Singer. Songwriter. Guitarist. Pianist. Percussionist. Producer. Performer. How many threats is that? You could try to break the UK’s Jack Garratt down into his constituent parts, or you could describe him like Aussie R&B singer Jarryd James did last fall – “He’s a freak.” Don’t you worry about it though, Jack. Jarryd meant it in the best possible way.
But this is all stuff we already knew. We talked to Jack Garratt after his show in Nashville back in August, so we already had high expectations for his new album Phase.
He did not disappoint.
Phase is a 19 song double-debut record. Six or seven of these had been released previously, either on old EP’s or as singles. While a 10 song record with six or seven “old” songs on it might seem a bit frustrating, a 19 song record still brings plenty of new material to the table. And if you haven’t been wearing out everything you’ve been able to get your ears on for the past nine months like I have, then this is probably not an issue at all. If you’ve never heard Jack Garratt before, then rejoice. You get to listen to “Weathered” for the first time. I’m Jealous.

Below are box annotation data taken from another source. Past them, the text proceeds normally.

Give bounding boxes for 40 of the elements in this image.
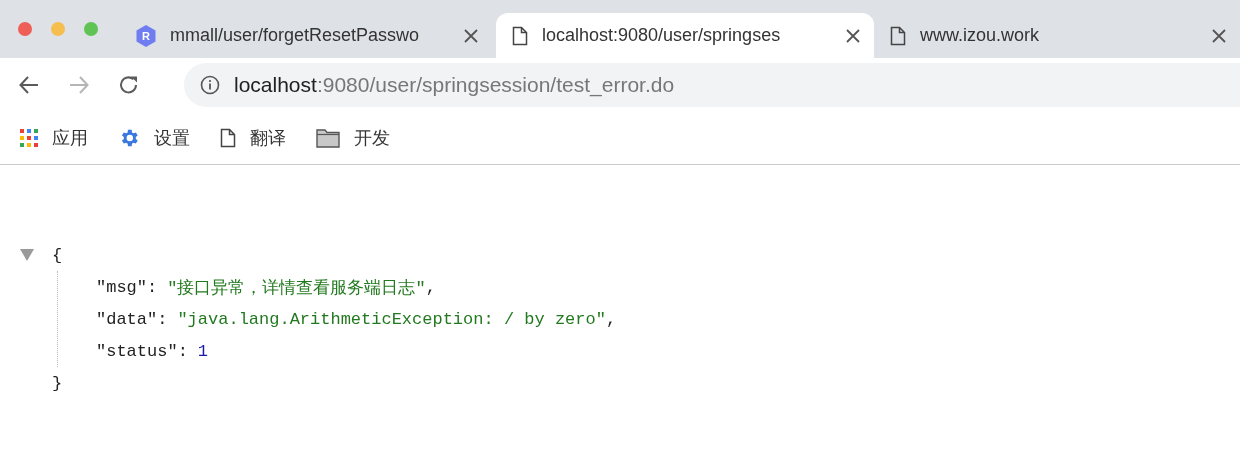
json-value: 1 [197,341,209,361]
info-icon [200,75,220,95]
browser-tab[interactable]: www.izou.work [874,13,1240,58]
apps-grid-icon [20,129,38,147]
json-colon: : [157,309,168,329]
close-window-button[interactable] [18,22,32,36]
json-brace: } [52,373,63,393]
page-icon [512,25,528,46]
json-value: "接口异常，详情查看服务端日志" [167,277,426,299]
json-comma: , [605,309,617,329]
hexagon-logo-icon: R [136,24,156,47]
tab-title: www.izou.work [920,25,1041,46]
reload-icon[interactable] [118,74,140,96]
json-key: "status" [96,341,178,361]
page-icon [890,25,906,46]
browser-tab[interactable]: R mmall/user/forgetResetPasswo [120,13,492,58]
bookmark-item[interactable]: 翻译 [220,126,286,150]
url-host: localhost [234,73,317,96]
address-bar[interactable]: localhost:9080/user/springsession/test_error.do [184,63,1240,107]
back-arrow-icon[interactable] [18,74,40,96]
bookmark-item[interactable]: 开发 [316,126,390,150]
folder-icon [316,128,340,148]
tab-title: mmall/user/forgetResetPasswo [170,25,421,46]
collapse-toggle-icon[interactable] [20,249,34,261]
page-icon [220,128,236,148]
close-icon[interactable] [1212,28,1226,43]
tab-title: localhost:9080/user/springses [542,25,782,46]
json-colon: : [147,277,158,297]
json-colon: : [177,341,188,361]
json-key: "data" [96,309,158,329]
json-value: "java.lang.ArithmeticException: / by zero" [177,309,606,329]
bookmark-item[interactable]: 设置 [118,126,190,150]
close-icon[interactable] [846,28,860,43]
bookmark-item[interactable]: 应用 [20,126,88,150]
json-comma: , [425,277,436,297]
json-key: "msg" [96,277,147,297]
close-icon[interactable] [464,28,478,43]
json-brace: { [52,245,63,265]
browser-tab[interactable]: localhost:9080/user/springses [496,13,874,58]
url-path: :9080/user/springsession/test_error.do [316,73,675,97]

I’d love to take you through every song, but I figure you have shit to do so I’ll try to get to the important points. I won’t talk about Garratt’s stellar vocal performance throughout the record. and how he utilizes his crazy range bringing emotion and grit. I won’t talk about his guitar playing, or his broad use of synth sounds. I won’t talk about this groovy thing he does throughout the record where he layers half-time feel and double-time feel over one another, switching between the two at will. I won’t talk about how crazy stupid awesome his new video “Chemical” is.

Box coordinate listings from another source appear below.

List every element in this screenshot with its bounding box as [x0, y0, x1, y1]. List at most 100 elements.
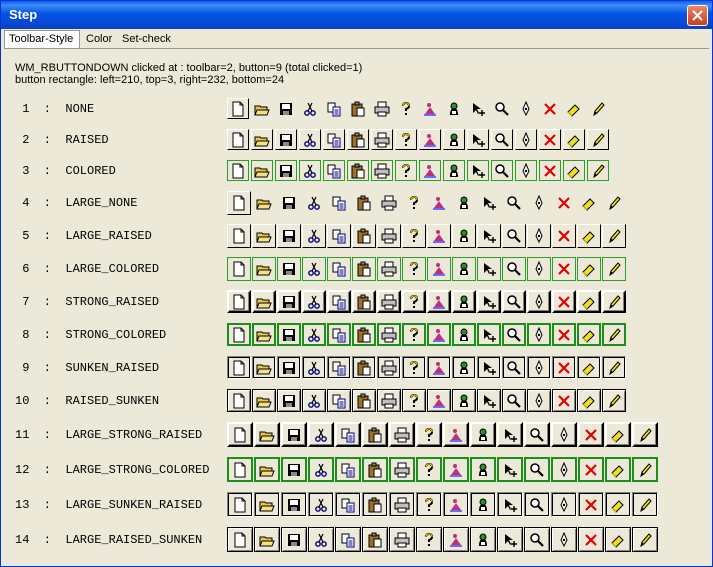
toolbar-button-open-folder[interactable] [254, 422, 280, 447]
toolbar-button-pink-figure[interactable] [427, 356, 451, 379]
toolbar-button-delete-x[interactable] [552, 224, 576, 248]
toolbar-button-save[interactable] [277, 389, 301, 412]
toolbar-button-portrait[interactable] [470, 457, 496, 482]
toolbar-button-pen[interactable] [551, 492, 577, 517]
toolbar-button-magnifier[interactable] [524, 457, 550, 482]
toolbar-button-print[interactable] [377, 290, 401, 313]
toolbar-button-paste[interactable] [352, 290, 376, 313]
toolbar-button-portrait[interactable] [452, 356, 476, 379]
toolbar-button-paste[interactable] [352, 224, 376, 248]
toolbar-button-paste[interactable] [362, 527, 388, 552]
toolbar-button-pen[interactable] [551, 422, 577, 447]
toolbar-button-pointer-plus[interactable] [477, 389, 501, 412]
toolbar-button-portrait[interactable] [452, 257, 476, 281]
toolbar-button-print[interactable] [389, 527, 415, 552]
toolbar-button-open-folder[interactable] [252, 389, 276, 412]
toolbar-button-pencil[interactable] [632, 457, 658, 482]
toolbar-button-portrait[interactable] [470, 422, 496, 447]
toolbar-button-magnifier[interactable] [524, 422, 550, 447]
toolbar-button-pen[interactable] [527, 191, 551, 215]
toolbar-button-pink-figure[interactable] [419, 160, 441, 181]
toolbar-button-pointer-plus[interactable] [467, 160, 489, 181]
toolbar-button-copy[interactable] [335, 492, 361, 517]
toolbar-button-print[interactable] [377, 224, 401, 248]
toolbar-button-delete-x[interactable] [578, 527, 604, 552]
toolbar-button-new[interactable] [227, 323, 251, 346]
toolbar-button-save[interactable] [277, 356, 301, 379]
toolbar-button-save[interactable] [277, 290, 301, 313]
toolbar-button-help[interactable] [416, 457, 442, 482]
toolbar-button-paste[interactable] [352, 191, 376, 215]
toolbar-button-cut[interactable] [308, 527, 334, 552]
toolbar-button-pink-figure[interactable] [427, 191, 451, 215]
toolbar-button-pencil[interactable] [602, 389, 626, 412]
toolbar-button-pencil[interactable] [587, 160, 609, 181]
toolbar-button-pencil[interactable] [602, 290, 626, 313]
toolbar-button-open-folder[interactable] [251, 129, 273, 150]
toolbar-button-pencil[interactable] [602, 257, 626, 281]
toolbar-button-eraser[interactable] [563, 129, 585, 150]
toolbar-button-eraser[interactable] [577, 191, 601, 215]
toolbar-button-help[interactable] [395, 129, 417, 150]
toolbar-button-magnifier[interactable] [502, 257, 526, 281]
toolbar-button-pen[interactable] [515, 98, 537, 119]
toolbar-button-cut[interactable] [302, 323, 326, 346]
toolbar-button-pen[interactable] [527, 257, 551, 281]
toolbar-button-open-folder[interactable] [252, 323, 276, 346]
toolbar-button-save[interactable] [277, 323, 301, 346]
toolbar-button-paste[interactable] [352, 323, 376, 346]
toolbar-button-eraser[interactable] [577, 257, 601, 281]
toolbar-button-pink-figure[interactable] [427, 389, 451, 412]
toolbar-button-new[interactable] [227, 422, 253, 447]
toolbar-button-pen[interactable] [515, 129, 537, 150]
toolbar-button-save[interactable] [275, 129, 297, 150]
toolbar-button-cut[interactable] [302, 257, 326, 281]
toolbar-button-copy[interactable] [327, 356, 351, 379]
toolbar-button-pink-figure[interactable] [443, 422, 469, 447]
toolbar-button-pointer-plus[interactable] [467, 98, 489, 119]
toolbar-button-delete-x[interactable] [552, 290, 576, 313]
toolbar-button-pointer-plus[interactable] [497, 527, 523, 552]
toolbar-button-eraser[interactable] [605, 492, 631, 517]
toolbar-button-eraser[interactable] [577, 290, 601, 313]
toolbar-button-help[interactable] [402, 224, 426, 248]
toolbar-button-pencil[interactable] [632, 527, 658, 552]
toolbar-button-help[interactable] [402, 191, 426, 215]
toolbar-button-delete-x[interactable] [539, 98, 561, 119]
toolbar-button-portrait[interactable] [443, 129, 465, 150]
toolbar-button-new[interactable] [227, 356, 251, 379]
toolbar-button-help[interactable] [395, 98, 417, 119]
toolbar-button-copy[interactable] [335, 457, 361, 482]
toolbar-button-print[interactable] [389, 457, 415, 482]
toolbar-button-open-folder[interactable] [254, 492, 280, 517]
toolbar-button-new[interactable] [227, 160, 249, 181]
toolbar-button-pointer-plus[interactable] [497, 457, 523, 482]
toolbar-button-pink-figure[interactable] [427, 323, 451, 346]
toolbar-button-pointer-plus[interactable] [477, 257, 501, 281]
toolbar-button-pink-figure[interactable] [419, 129, 441, 150]
toolbar-button-open-folder[interactable] [252, 290, 276, 313]
toolbar-button-help[interactable] [416, 422, 442, 447]
toolbar-button-paste[interactable] [347, 129, 369, 150]
toolbar-button-delete-x[interactable] [578, 422, 604, 447]
toolbar-button-print[interactable] [389, 422, 415, 447]
toolbar-button-paste[interactable] [362, 457, 388, 482]
toolbar-button-help[interactable] [402, 389, 426, 412]
toolbar-button-cut[interactable] [302, 356, 326, 379]
toolbar-button-pink-figure[interactable] [427, 290, 451, 313]
tab-set-check[interactable]: Set-check [118, 31, 178, 48]
toolbar-button-print[interactable] [377, 356, 401, 379]
toolbar-button-pencil[interactable] [602, 224, 626, 248]
toolbar-button-delete-x[interactable] [552, 191, 576, 215]
toolbar-button-cut[interactable] [308, 457, 334, 482]
toolbar-button-portrait[interactable] [470, 527, 496, 552]
toolbar-button-eraser[interactable] [605, 527, 631, 552]
toolbar-button-pointer-plus[interactable] [497, 492, 523, 517]
toolbar-button-eraser[interactable] [577, 224, 601, 248]
toolbar-button-pen[interactable] [527, 389, 551, 412]
toolbar-button-pink-figure[interactable] [419, 98, 441, 119]
toolbar-button-cut[interactable] [302, 290, 326, 313]
toolbar-button-cut[interactable] [299, 160, 321, 181]
toolbar-button-copy[interactable] [335, 527, 361, 552]
toolbar-button-eraser[interactable] [577, 323, 601, 346]
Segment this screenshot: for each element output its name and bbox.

Instead I’m going to talk about the two things that really set this record apart. The first thing is micro: something present in all his songs. Jack Garratt is a superb arranger. His songs are paced immaculately. One of the biggest challenges with really any music, but especially electronic music, is getting a song to go somewhere. To not sound the same way the whole time. Jack Garratt’s songs are little journeys. His combination of different electronic sounds and styles gives him a broader scope than a lot of other artists. Elements of Hip Hop, R&B, Drum & Bass, Blues, Gospel, EDM, and dubstep give Garratt plenty of tools in his kit. His trick is that he’s constantly using all of them, pulling little things from each to combine into his own unique sound. Where another artist may come into the second verse with a little more going on, Garratt comes in with a totally different feel, and totally different synths, or guitar instead of piano. Combine this with Garratt’s ability to sing his absolute ass off, and his songs turn into those said journeys. You’re not sure where they’re going to go next, but you’re excited because you know they can go anywhere.

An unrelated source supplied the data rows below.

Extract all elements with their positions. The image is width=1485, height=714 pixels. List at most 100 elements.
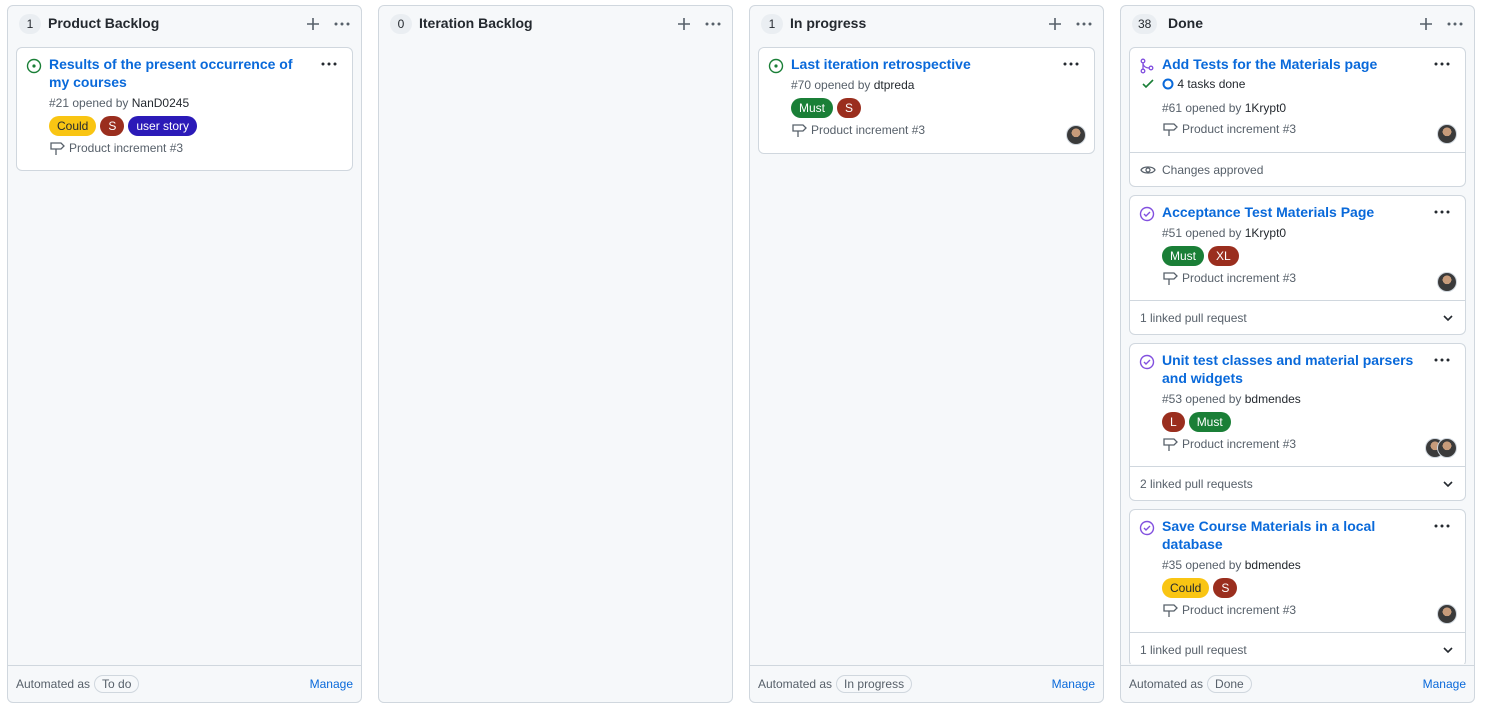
author-link[interactable]: NanD0245 xyxy=(132,96,189,110)
milestone[interactable]: Product increment #3 xyxy=(1162,270,1425,286)
author-link[interactable]: dtpreda xyxy=(874,78,915,92)
card-menu-icon[interactable] xyxy=(1433,60,1451,68)
card-list: Results of the present occurrence of my … xyxy=(16,47,353,664)
milestone-icon xyxy=(792,124,807,137)
column-header: 0 Iteration Backlog xyxy=(379,6,732,44)
plus-icon[interactable] xyxy=(1418,16,1434,32)
card-title-link[interactable]: Unit test classes and material parsers a… xyxy=(1162,351,1425,387)
card-list: Add Tests for the Materials page 4 tasks… xyxy=(1129,47,1466,664)
label-list: Could S xyxy=(1162,578,1425,598)
task-circle-icon xyxy=(1162,78,1174,90)
kebab-horizontal-icon[interactable] xyxy=(1446,16,1464,32)
avatar[interactable] xyxy=(1066,125,1086,145)
card-meta: #51 opened by 1Krypt0 xyxy=(1162,224,1425,242)
task-count: 4 tasks done xyxy=(1177,77,1246,91)
card-list: Last iteration retrospective #70 opened … xyxy=(758,47,1095,664)
card-menu-icon[interactable] xyxy=(1433,208,1451,216)
eye-icon xyxy=(1140,165,1156,174)
avatar[interactable] xyxy=(1437,124,1457,144)
chevron-down-icon xyxy=(1443,480,1453,487)
pull-request-card[interactable]: Add Tests for the Materials page 4 tasks… xyxy=(1129,47,1466,187)
column-footer: Automated as In progress Manage xyxy=(750,665,1103,702)
assignees xyxy=(1437,272,1457,292)
milestone-icon xyxy=(50,142,65,155)
label-user-story[interactable]: user story xyxy=(128,116,198,136)
card-menu-icon[interactable] xyxy=(1433,522,1451,530)
milestone[interactable]: Product increment #3 xyxy=(1162,121,1425,137)
avatar[interactable] xyxy=(1437,438,1457,458)
issue-card[interactable]: Acceptance Test Materials Page #51 opene… xyxy=(1129,195,1466,335)
issue-card[interactable]: Last iteration retrospective #70 opened … xyxy=(758,47,1095,154)
milestone-label: Product increment #3 xyxy=(1182,603,1297,617)
column-title: In progress xyxy=(790,15,867,31)
card-meta: #53 opened by bdmendes xyxy=(1162,390,1425,408)
card-title-link[interactable]: Acceptance Test Materials Page xyxy=(1162,203,1425,221)
milestone[interactable]: Product increment #3 xyxy=(1162,602,1425,618)
author-link[interactable]: bdmendes xyxy=(1245,558,1301,572)
manage-link[interactable]: Manage xyxy=(310,677,353,691)
avatar[interactable] xyxy=(1437,604,1457,624)
label-size-s[interactable]: S xyxy=(1213,578,1238,598)
project-board: 1 Product Backlog Results of the present… xyxy=(0,0,1485,714)
plus-icon[interactable] xyxy=(1047,16,1063,32)
avatar[interactable] xyxy=(1437,272,1457,292)
label-list: Must XL xyxy=(1162,246,1425,266)
card-title-link[interactable]: Results of the present occurrence of my … xyxy=(49,55,312,91)
assignees xyxy=(1066,125,1086,145)
milestone[interactable]: Product increment #3 xyxy=(791,122,1054,138)
card-meta: #61 opened by 1Krypt0 xyxy=(1162,99,1425,117)
card-menu-icon[interactable] xyxy=(1433,356,1451,364)
author-link[interactable]: 1Krypt0 xyxy=(1245,226,1286,240)
issue-closed-icon xyxy=(1139,354,1155,370)
issue-card[interactable]: Results of the present occurrence of my … xyxy=(16,47,353,171)
column-header: 1 In progress xyxy=(750,6,1103,44)
column-count: 1 xyxy=(19,14,41,34)
label-could[interactable]: Could xyxy=(1162,578,1210,598)
milestone[interactable]: Product increment #3 xyxy=(49,140,312,156)
linked-pr-toggle[interactable]: 2 linked pull requests xyxy=(1130,466,1465,500)
plus-icon[interactable] xyxy=(305,16,321,32)
author-link[interactable]: bdmendes xyxy=(1245,392,1301,406)
card-title-link[interactable]: Add Tests for the Materials page xyxy=(1162,55,1425,73)
author-link[interactable]: 1Krypt0 xyxy=(1245,101,1286,115)
plus-icon[interactable] xyxy=(676,16,692,32)
label-could[interactable]: Could xyxy=(49,116,97,136)
pr-number: #61 opened by xyxy=(1162,101,1242,115)
label-must[interactable]: Must xyxy=(1162,246,1205,266)
review-status-label: Changes approved xyxy=(1162,162,1264,177)
label-must[interactable]: Must xyxy=(1188,412,1231,432)
kebab-horizontal-icon[interactable] xyxy=(704,16,722,32)
card-meta: #70 opened by dtpreda xyxy=(791,76,1054,94)
card-title-link[interactable]: Last iteration retrospective xyxy=(791,55,1054,73)
issue-card[interactable]: Unit test classes and material parsers a… xyxy=(1129,343,1466,501)
label-size-s[interactable]: S xyxy=(837,98,862,118)
manage-link[interactable]: Manage xyxy=(1423,677,1466,691)
automation-badge: To do xyxy=(94,675,140,693)
automation-badge: In progress xyxy=(836,675,913,693)
chevron-down-icon xyxy=(1443,314,1453,321)
manage-link[interactable]: Manage xyxy=(1052,677,1095,691)
label-size-xl[interactable]: XL xyxy=(1208,246,1239,266)
milestone[interactable]: Product increment #3 xyxy=(1162,436,1425,452)
label-size-l[interactable]: L xyxy=(1162,412,1185,432)
milestone-label: Product increment #3 xyxy=(1182,122,1297,136)
milestone-label: Product increment #3 xyxy=(1182,271,1297,285)
issue-number: #51 opened by xyxy=(1162,226,1242,240)
linked-pr-toggle[interactable]: 1 linked pull request xyxy=(1130,300,1465,334)
column-header: 1 Product Backlog xyxy=(8,6,361,44)
issue-number: #21 opened by xyxy=(49,96,129,110)
issue-number: #70 opened by xyxy=(791,78,871,92)
card-meta: #21 opened by NanD0245 xyxy=(49,94,312,112)
kebab-horizontal-icon[interactable] xyxy=(333,16,351,32)
card-menu-icon[interactable] xyxy=(1062,60,1080,68)
column-title: Product Backlog xyxy=(48,15,160,31)
milestone-label: Product increment #3 xyxy=(1182,437,1297,451)
card-menu-icon[interactable] xyxy=(320,60,338,68)
issue-card[interactable]: Save Course Materials in a local databas… xyxy=(1129,509,1466,664)
label-size-s[interactable]: S xyxy=(100,116,125,136)
kebab-horizontal-icon[interactable] xyxy=(1075,16,1093,32)
card-title-link[interactable]: Save Course Materials in a local databas… xyxy=(1162,517,1425,553)
linked-pr-toggle[interactable]: 1 linked pull request xyxy=(1130,632,1465,664)
label-must[interactable]: Must xyxy=(791,98,834,118)
column-count: 1 xyxy=(761,14,783,34)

The second thing that stands Phase apart is macro: apparent when looking at it as a whole. Phase really is an album. While 18 Months by Calvin Harris is one of the best collections of pop songs ever created (I challenge anyone to debate that), that’s exactly what it is – a collection of songs. Phase is cohesive. Phase listens like a Jack Garratt song does. There’s change and excitement. It’s dynamic. But it’s also thematic. Love and loneliness. Worry. Hope. In a world of electronic music dominated by collaborations and remixes, Garratt brings something that is truly original, and quite personal. He took a huge amount of music, probably written over years, and blended it into a whole. There is a defined sound to the album, but the songs still stand apart from one another, and fill different roles. And coming out of it, I feel like I know something about Garratt.
Something other than the fact that he likes to make music that gets your booty movin’.